Type 1 diabetes is one of most common chronic diseases of childhood and adolescence. In the first major national analysis of diabetes trends among American youth, presented at the June 2012 American Diabetes Association Scientific Meeting, researchers reported an alarming 23% rise in type 1 diabetes over an eight-year period ending in 2009.
Funded by the Centers for Disease Control and Prevention and the National Institutes for Health, the study used data from 20,000 children and youth under 20 at multiple hospitals and health centers in five states. While the cause of type 1 diabetes remains unknown, the growing rate of incidence has implications for Emergency Physicians.
Although treatment of type 1 diabetes has made progress in prevention of such complications as diabetic ketoacidosis, one “side effect” of successful treatment is weight gain. Type 1 diabetes requires stringent dietary compliance as part of medical management. Patients eat according to a meal plan that optimizes blood glucose levels, rather than relying on internal hunger signals. The need for a regulated diet, along with the required insulin therapy, may result in a BMI higher than that in a non-diabetic. (1)
For type 1 diabetic adolescents, especially girls, an increased BMI puts them at high risk to develop a pattern of frequent dieting, binge eating and purging, excessive exercise, and/or disordered eating or eating disorders. Diabetes offers a unique and convenient method of weight loss and control: deliberate omission of insulin, unofficially called “diabulimia”. (2) Both insulin omission and insulin dose manipulation provide teens with a unique way to purge. The body compensates for the high blood sugars through frequent urination and loss of calories in the urine.
In a society that values being thin, adolescents are particularly vulnerable to the pressures of conforming to unrealistic standards. Studies have shown that children living with chronic illness report higher body dissatisfaction and engaged in more high-risk weight loss behaviors than children without chronic illness. Teens with diabetes who were dissatisfied with their weight or perceived that they were heavier than their peers reported using weight-control methods such as skipping meals, omitting insulin, or taking less insulin. (3)
According to the American Diabetes Association, an estimated 10 to 20 percent of females with diabetes in their mid-teens and 30 to 40 percent of late teens and young adults will demonstrate diabulimic behavior. Uncontrolled blood sugar—even short term—can lead to earlier diabetic complications, particularly retinopathy. In a 4-year follow-up of diabetic girls (ages 12-18 at the start of the study) there was threefold difference in the prevalence of retinopathy between those with highly disordered eating and those without. (86% vs. 24%) The study concluded that “Disordered eating status was, in fact, more predictive of diabetic retinopathy at the time of follow-up, than was the duration of diabetes, a well-established risk factor for microvascular complications.” (4)

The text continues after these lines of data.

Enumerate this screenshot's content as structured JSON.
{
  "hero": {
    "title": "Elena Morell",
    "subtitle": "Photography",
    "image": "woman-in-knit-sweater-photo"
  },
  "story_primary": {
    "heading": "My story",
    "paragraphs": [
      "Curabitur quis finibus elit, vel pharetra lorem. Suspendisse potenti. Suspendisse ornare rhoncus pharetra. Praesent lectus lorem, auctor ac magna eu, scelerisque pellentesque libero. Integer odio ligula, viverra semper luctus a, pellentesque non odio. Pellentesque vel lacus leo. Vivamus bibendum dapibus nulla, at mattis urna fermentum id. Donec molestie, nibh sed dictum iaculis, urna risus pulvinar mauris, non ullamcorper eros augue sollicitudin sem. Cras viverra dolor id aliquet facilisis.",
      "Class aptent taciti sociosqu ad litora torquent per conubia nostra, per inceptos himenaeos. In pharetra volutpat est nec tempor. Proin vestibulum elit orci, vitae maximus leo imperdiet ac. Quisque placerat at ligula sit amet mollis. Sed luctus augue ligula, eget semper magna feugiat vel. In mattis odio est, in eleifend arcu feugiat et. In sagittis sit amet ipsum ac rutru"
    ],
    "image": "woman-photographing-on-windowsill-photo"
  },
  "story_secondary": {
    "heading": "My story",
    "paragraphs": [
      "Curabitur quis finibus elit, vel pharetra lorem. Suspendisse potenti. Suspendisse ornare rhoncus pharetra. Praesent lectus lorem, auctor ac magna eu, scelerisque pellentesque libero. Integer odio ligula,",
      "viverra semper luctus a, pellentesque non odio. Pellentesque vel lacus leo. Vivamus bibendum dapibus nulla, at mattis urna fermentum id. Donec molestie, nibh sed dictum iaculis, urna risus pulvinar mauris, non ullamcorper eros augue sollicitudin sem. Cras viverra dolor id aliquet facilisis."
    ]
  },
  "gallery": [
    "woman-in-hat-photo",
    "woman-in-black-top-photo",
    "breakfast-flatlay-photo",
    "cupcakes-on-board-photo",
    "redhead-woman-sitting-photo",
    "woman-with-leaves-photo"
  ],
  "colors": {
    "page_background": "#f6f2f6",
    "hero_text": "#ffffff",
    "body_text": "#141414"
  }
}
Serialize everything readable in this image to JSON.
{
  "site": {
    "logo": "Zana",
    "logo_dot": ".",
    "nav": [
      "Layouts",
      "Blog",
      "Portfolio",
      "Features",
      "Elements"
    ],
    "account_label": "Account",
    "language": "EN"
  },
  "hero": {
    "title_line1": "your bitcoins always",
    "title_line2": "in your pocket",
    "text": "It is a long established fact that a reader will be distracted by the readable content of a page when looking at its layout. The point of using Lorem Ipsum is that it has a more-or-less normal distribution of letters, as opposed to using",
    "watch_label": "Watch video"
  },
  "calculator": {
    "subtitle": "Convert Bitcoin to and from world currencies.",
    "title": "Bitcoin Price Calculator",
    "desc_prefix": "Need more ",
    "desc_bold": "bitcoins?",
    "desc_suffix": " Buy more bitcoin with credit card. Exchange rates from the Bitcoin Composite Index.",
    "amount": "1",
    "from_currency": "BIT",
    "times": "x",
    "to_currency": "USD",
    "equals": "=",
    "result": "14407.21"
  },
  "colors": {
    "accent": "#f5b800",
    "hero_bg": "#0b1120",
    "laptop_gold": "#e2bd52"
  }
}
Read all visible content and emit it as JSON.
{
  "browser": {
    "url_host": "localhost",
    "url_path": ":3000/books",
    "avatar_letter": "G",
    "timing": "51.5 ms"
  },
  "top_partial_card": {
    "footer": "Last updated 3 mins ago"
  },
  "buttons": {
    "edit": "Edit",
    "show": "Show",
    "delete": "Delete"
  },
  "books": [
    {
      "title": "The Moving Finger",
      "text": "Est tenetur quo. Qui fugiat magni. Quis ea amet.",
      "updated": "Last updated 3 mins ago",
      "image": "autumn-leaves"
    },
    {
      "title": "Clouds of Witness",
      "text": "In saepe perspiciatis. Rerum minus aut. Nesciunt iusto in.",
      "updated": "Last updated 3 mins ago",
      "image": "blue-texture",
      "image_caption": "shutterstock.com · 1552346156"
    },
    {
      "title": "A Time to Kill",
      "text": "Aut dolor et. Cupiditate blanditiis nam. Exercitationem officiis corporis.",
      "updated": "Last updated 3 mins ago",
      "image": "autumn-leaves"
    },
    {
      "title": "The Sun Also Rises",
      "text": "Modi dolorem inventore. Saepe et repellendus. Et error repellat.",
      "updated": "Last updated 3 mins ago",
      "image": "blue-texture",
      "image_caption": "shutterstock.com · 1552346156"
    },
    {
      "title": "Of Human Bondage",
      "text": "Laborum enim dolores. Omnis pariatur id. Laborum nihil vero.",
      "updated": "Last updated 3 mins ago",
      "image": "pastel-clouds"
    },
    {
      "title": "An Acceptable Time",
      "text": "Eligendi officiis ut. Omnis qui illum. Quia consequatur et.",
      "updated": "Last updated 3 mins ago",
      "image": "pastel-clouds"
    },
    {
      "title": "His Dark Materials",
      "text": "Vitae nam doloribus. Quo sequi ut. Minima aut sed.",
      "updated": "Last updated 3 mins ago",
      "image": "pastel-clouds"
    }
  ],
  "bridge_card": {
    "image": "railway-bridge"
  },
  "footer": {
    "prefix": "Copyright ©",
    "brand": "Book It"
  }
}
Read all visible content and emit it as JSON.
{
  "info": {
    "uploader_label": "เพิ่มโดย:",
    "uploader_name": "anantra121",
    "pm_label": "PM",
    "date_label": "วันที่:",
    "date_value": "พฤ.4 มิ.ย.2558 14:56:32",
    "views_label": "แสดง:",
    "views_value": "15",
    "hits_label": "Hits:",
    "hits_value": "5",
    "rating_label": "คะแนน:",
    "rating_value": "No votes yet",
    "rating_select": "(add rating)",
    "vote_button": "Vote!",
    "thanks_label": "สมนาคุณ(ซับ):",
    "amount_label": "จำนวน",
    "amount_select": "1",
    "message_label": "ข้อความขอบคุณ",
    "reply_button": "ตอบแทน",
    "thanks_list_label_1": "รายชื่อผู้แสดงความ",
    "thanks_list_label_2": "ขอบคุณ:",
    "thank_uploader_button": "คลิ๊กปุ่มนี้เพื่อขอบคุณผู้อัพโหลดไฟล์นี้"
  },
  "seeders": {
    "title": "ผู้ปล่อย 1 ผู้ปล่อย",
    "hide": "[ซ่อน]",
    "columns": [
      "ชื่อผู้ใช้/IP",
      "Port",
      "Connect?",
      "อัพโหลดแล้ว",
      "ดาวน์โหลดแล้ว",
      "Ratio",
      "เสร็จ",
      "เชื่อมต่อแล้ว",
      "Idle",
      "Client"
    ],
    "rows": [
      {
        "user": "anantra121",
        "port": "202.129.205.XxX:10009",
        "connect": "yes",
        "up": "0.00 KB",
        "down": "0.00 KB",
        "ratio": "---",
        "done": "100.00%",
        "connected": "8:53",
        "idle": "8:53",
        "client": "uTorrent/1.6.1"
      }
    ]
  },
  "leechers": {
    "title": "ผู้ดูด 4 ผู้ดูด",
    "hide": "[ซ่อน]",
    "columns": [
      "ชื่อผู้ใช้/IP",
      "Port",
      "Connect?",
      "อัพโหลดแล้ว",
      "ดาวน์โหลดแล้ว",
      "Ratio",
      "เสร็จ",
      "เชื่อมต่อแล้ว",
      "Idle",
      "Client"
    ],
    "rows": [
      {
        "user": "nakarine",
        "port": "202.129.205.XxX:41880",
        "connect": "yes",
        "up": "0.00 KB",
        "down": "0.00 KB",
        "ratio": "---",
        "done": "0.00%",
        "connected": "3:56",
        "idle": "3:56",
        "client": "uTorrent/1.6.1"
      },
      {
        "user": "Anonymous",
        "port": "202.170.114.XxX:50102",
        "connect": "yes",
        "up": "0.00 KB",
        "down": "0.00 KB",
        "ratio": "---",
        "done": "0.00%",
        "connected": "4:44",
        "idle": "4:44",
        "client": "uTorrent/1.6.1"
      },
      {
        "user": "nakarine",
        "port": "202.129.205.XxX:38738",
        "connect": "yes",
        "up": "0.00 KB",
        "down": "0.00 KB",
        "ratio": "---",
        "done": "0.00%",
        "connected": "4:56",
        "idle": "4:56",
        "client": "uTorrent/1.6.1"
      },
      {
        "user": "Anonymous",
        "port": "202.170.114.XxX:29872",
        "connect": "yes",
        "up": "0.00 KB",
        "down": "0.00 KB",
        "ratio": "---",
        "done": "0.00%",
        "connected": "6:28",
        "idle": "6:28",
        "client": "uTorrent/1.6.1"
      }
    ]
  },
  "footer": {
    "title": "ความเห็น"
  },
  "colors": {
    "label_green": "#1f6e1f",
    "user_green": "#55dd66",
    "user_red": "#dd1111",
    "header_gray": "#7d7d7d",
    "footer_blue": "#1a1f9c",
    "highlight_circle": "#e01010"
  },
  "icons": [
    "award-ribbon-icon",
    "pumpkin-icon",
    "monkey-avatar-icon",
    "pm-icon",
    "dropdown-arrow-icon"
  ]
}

Clinicians may want to consider disordered eating behaviors with type 1 diabetic adolescents who present with:
Diabetes is a complex disease, affecting all aspects of childhood and adolescent life. The need to focus constantly on food is unavoidable and may lead to a variety of methods to counter weight gain, including diabulimia and other disordered eating practices. The consequences of attempting weight control through unhealthy and risky behaviors are severe and lifelong. Emergency Physicians may be able to recognize these patterns and provide an appropriate intervention.